Maren Hackenberg studied Mathematics and Classical Languages at the University of Freiburg and the University La Sapienza in Rome, Italy, and completed her Master’s degree in Mathematics at the University of Freiburg. Since 2020, she has been pursuing a PhD at the Institute of Medical Biometry and Statistics, where she works on methods for modeling dynamic processes in clinical and biomedical applications, using a combination of approaches from mathematical modelling, statistics, and deep learning. Since 2023, she is part of the Small Data CRC.
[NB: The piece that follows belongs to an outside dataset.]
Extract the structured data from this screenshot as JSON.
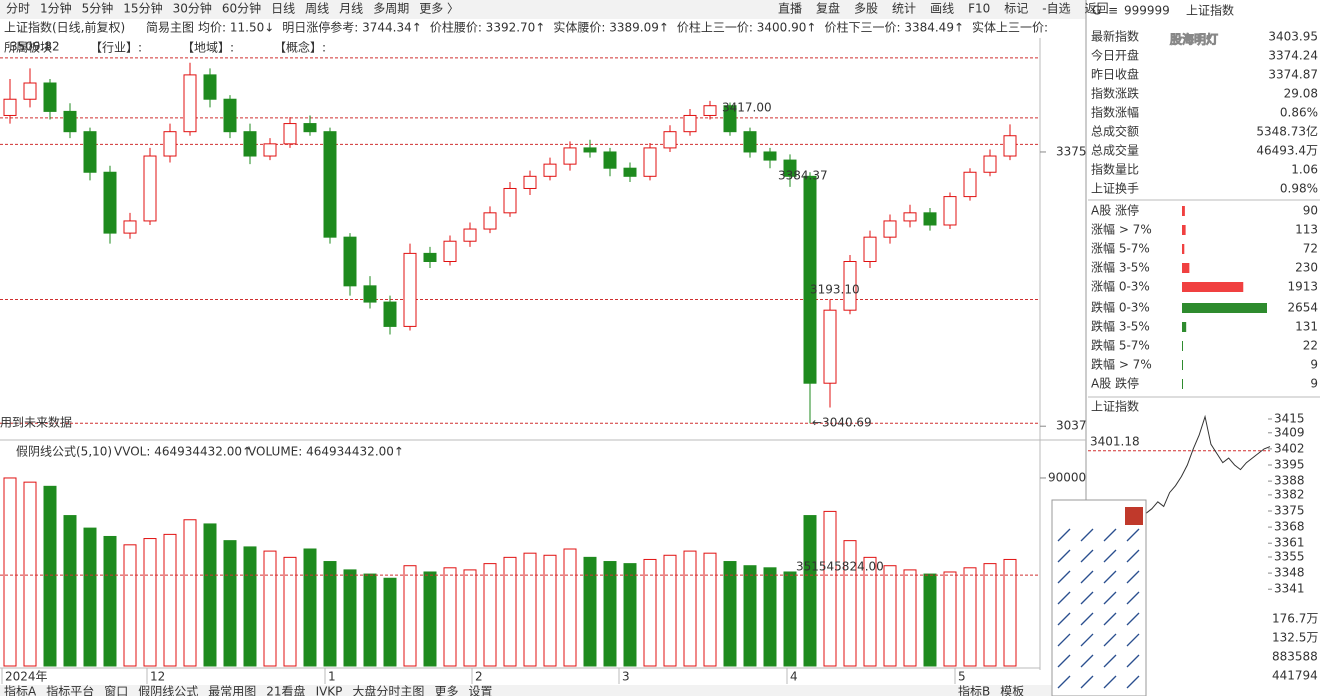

Lennart Purucker is a Ph.D. student at the University of Freiburg since 2023 as part of the Small Data Initiative (CRC 1597, Project C05). His research interest is in Artificial Intelligence, with a focus on Machine Learning for small data. Mr. Purucker’s primary focus is on tabular data (e.g., Excel sheets), but he also works on vision, text, and time series data.Esma Secen studied Molecular Biology and Genetics at University of Onsekiz Mart Canakkale, Turkey, and completed her Master’s degree in Molecular Medicine, majoring in Neurology, at Friedrich-Schiller-University Jena, Germany. Since 2023, she has been pursuing her PhD at the Small Data CRC, focusing on dissecting the molecular basis of monogenic neurodevelopmental disorders and focussing on dissecting the molecular basis of monogenic neurodevelopmental disorders and investigating the genetic mechanisms underlying intellectual disability in humans.
Artificial intelligence (AI) techniques typically require large data sets, also called “big data”. Biomedical data sets, on the other hand, often only comprise a relatively small number of observations. These “small data” applications may seem more manageable at first glance, but they make it much more difficult to use data-hungry Artificial Intelligence approaches. The Collaborative Research Centre 1597 “Small Data” is developing methods for using artificial intelligence techniques and modelling to discover complex patterns even in such relatively small data sets. This requires a highly interdisciplinary approach that combines expertise from computer science, mathematics, statistics, medicine and systems modelling – and establishes a shared language among researchers from the different disciplines. The German Research Foundation (DFG) is funding the CRC with over 11 million euros until June 2027. If continuation applications are successful, the new CRC could run for a total of twelve years. The spokesperson is Prof. Dr Harald Binder, Professor of Medical Biometry and Statistics at the Medical Faculty of the University of Freiburg and the Medical Centre.